Озадачивается на мгновение, потом ойкает, как человек, которому загадали "домашнее животное о четырех ногах, с хвостом и мяукает", а тот перебрал всю "Жизнь животных", помянул всю экзотическую фауну, но слово "кошка" не вспомнил.
Очень красивый храм почти в центре современного Марселя. Времен Первой - Арелатской - Унии. Униатов практически не осталось, но храм стоит - и простоял, целым и невредимым, все полтораста лет арелатских религиозных войн. Может быть, потому что красивый. Может быть, потому что никто не хотел накликать молнию с неба или волну с моря.
- А... э... - Это замечательное зрелище - Антонио, потерявший дар речи. - Ничего не понимаю.
- Ну ты же не думаешь, что там, наверху, признают такие глупости, как деление на конфессии? В вопросе о святых, как показала практика, правы оказались мы. Что не значит, что мы не можем ошибаться где-нибудь еще.

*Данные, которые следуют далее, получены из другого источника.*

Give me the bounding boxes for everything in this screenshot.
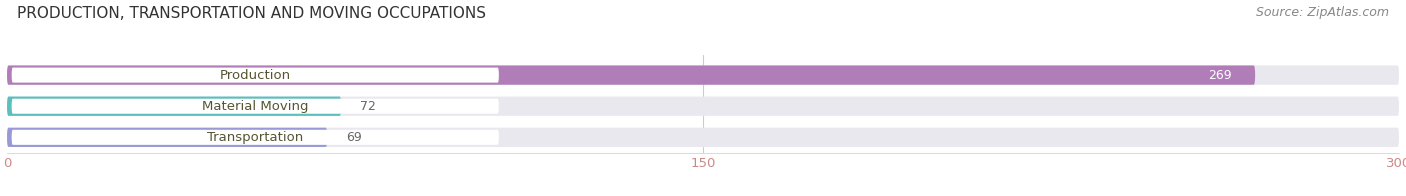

- Я же читал, - трясет головой белобрысый подросток. - Это же предпоследнее большое чудо. И его действительно казнили, все прави... - Вспоминает, еще и как. Следом, наверное, вспоминает архивы, в которых отец раскопал ему много "забавных заблуждений прошлого".
Для старшего да Монтефельтро все это - обряды, колдовство, магия, религиозная рознь - именно нелепые и забавные глупости, заблуждения и предрассудки. Именно с аннотацией "посмотри, до каких крайностей людей доводило невежество", терциарий ордена и поделился архивными находками с сыном. Нет, это не преступление, конечно - к рукописям тех времен так относятся практически все. Эпоха суеверий и мракобесия... И лучше ей такой оставаться. В учебниках и прочих местах. Тщеславие - смертный грех, но альтернатива в данном случае еще неприятнее.